What a great, freeing, unique experience this would be, watching a movie without knowing much of anything about it! I didn’t know, and I didn’t want to know, the premise, who was in it, anything more than I did, which was only that at some point some guy in a shirt and tie would do something or have something happen to him, or probably both. My only thought was that it reminded me of a Pink Floyd cover, which seemed okay to me.

So I watched it. And I’m not going to tell you what happened. But I recommend it.

Unsatisfied with that?

I would be too. Seems pointless, a review like that. But that’s more or less what it’s like to go into a movie with few if any preconceived notions about it. Unusual. So often I’d read seasonal movie previews, watch trailers, IMDb the living hell out of all these new movies so that by the time I ever got around to seeing any of them, I’d already nearly taken the journey upon which the movie is supposed to lead me. The experience was always compromised, though I also actively aided in compromising it.

So, fed up, I stopped watching trailers, and for the trailers of the movies I most anticipated I was doing all I could not to see a second of them except for actually leaving the theatre for those few minutes. Childish, embarrassing, effective things.

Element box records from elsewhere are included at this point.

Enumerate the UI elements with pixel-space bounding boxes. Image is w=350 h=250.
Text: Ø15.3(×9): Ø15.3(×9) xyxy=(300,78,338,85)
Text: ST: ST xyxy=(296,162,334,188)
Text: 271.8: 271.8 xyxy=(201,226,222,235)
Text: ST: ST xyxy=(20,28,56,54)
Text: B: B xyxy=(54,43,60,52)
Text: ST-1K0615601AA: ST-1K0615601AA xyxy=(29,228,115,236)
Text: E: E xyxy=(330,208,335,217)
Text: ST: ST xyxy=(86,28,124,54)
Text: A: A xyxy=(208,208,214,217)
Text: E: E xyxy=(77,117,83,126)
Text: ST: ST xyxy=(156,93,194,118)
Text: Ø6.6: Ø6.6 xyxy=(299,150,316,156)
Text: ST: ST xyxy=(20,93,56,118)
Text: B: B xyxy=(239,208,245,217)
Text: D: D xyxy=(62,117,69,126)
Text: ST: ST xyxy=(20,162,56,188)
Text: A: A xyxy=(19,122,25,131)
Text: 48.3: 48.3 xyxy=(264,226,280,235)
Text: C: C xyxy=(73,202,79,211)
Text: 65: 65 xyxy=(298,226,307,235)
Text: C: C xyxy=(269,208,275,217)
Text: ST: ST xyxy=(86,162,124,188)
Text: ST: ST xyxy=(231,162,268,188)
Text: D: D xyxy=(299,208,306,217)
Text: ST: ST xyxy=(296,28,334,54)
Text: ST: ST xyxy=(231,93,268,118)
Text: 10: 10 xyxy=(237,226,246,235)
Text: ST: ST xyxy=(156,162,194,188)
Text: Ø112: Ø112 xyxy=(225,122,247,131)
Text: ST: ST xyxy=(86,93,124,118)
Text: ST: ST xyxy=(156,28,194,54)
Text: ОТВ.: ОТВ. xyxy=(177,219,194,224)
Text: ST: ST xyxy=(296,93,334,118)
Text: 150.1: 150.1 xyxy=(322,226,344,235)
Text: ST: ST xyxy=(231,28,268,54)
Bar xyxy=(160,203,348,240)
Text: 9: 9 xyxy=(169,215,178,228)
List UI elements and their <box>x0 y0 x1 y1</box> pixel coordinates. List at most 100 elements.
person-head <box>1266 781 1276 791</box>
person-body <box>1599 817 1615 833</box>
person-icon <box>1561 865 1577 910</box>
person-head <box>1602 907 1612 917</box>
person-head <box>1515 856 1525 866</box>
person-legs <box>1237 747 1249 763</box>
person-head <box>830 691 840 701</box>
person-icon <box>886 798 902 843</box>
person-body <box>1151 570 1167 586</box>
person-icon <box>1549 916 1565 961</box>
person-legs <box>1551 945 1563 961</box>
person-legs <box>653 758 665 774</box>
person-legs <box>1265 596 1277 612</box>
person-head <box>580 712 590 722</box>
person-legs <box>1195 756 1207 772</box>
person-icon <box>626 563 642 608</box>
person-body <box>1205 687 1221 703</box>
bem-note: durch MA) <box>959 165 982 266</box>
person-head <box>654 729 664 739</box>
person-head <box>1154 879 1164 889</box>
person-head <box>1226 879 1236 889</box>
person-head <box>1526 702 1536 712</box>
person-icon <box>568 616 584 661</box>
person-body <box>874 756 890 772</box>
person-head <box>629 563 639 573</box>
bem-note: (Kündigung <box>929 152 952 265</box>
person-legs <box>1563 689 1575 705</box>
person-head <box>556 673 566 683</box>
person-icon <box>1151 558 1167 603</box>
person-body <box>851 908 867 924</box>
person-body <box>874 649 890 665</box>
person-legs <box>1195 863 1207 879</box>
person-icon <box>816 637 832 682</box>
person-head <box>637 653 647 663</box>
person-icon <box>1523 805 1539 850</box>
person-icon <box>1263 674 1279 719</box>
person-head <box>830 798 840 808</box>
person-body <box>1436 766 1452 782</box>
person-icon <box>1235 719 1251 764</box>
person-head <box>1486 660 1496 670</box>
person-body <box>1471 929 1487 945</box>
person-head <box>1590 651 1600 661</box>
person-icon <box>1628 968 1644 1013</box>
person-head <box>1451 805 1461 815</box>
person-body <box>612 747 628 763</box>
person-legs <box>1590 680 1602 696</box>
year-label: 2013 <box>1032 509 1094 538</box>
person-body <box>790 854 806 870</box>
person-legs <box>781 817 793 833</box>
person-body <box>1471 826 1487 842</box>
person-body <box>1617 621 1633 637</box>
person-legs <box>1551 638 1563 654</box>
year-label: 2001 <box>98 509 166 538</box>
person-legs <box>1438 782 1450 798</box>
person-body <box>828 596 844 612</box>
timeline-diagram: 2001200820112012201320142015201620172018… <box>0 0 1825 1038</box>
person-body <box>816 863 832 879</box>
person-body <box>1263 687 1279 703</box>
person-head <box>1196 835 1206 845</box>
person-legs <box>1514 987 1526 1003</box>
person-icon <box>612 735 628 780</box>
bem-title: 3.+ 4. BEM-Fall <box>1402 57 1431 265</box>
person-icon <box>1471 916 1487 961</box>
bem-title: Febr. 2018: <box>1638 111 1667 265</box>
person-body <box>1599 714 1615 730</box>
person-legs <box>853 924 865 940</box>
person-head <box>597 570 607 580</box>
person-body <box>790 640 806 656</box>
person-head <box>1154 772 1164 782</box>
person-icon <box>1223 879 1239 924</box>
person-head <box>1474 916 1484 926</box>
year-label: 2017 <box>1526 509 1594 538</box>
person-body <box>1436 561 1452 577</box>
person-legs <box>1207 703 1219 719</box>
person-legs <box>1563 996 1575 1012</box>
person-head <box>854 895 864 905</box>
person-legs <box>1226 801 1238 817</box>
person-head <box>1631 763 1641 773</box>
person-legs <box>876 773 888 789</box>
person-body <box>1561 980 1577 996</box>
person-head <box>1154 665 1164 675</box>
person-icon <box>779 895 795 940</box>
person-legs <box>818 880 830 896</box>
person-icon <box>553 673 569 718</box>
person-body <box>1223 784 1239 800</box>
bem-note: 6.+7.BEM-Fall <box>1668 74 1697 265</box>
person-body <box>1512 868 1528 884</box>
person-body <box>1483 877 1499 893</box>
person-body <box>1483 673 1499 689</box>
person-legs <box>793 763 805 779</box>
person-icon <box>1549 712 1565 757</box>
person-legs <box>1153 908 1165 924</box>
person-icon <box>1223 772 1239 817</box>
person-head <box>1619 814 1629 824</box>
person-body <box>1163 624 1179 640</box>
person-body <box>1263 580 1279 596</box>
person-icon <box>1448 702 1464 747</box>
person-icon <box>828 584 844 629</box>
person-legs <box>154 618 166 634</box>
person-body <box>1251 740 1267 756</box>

Time ticked on. Still I’d read up on new movies. I’d see what projects were in whatever director’s pipeline. And layer upon layer notions and expectations would pile up. And then when I saw a particular movie, the poor thing was fighting at a disadvantage because of whatever expectations I had. Often my assessment of a movie was not of the thing in itself but mostly whether it matched my expectations. Doesn’t seem fair.

But then, experience is part of it. Context, hard as it is for me to admit, is part of it. That which you know might enhance the experience even more than it detracts from the experience. Maybe expectations are part of the joy, when a movie is truly enjoyed. Maybe a movie that doesn’t meet expectations just isn’t very good. Maybe those that get a bum rap are fewer and farther between than I think.

So, after all this: the conclusion I’ve reached is that in my own mind, movie “reviews” are just what they sound like: a writer views a movie, then “re-views” the movie in his mind, writing about it, adjudicating the experience and passing along word of mouth as he or she thinks the movie deserves. They’re not just marketing tools, though they certainly can be. They serve a purpose, and I do think that purpose can shift from person to person. Now, I read one really only after having seen the movie, so I can agree or disagree and in continuing to think about it, also eking a little more out of those ten or twelve dollars than I thought I would. Maybe I’ll write them with an eye towards those more open-minded than I.

Now, what I really thought of Primer, in broad strokes:

It’s a short movie, without a whole lot of time between my hitting play and scratching my head at the end of it. I was satisfied when, maybe a third of the way through, the main characters didn’t even know what was going on. There’s an image on the internet explaining just what the hell happens, and I couldn’t even understand that. But I can say that I understood enough, and it was enough for me to enjoy it, and to recommend it. I don’t always think that movies that require multiple viewings are successful, more often than not it’s just ineffective, unclear storytelling that I’m not able to grasp the first go-round. I’d compare this to Mulholland Drive, a wildly different movie in almost every way except in that I know I like both, I’m pretty sure I can say both are well-made movies, but that I can’t explain either and instead of trying would rather just go back and watch either again right now. To me, that’s a good sign.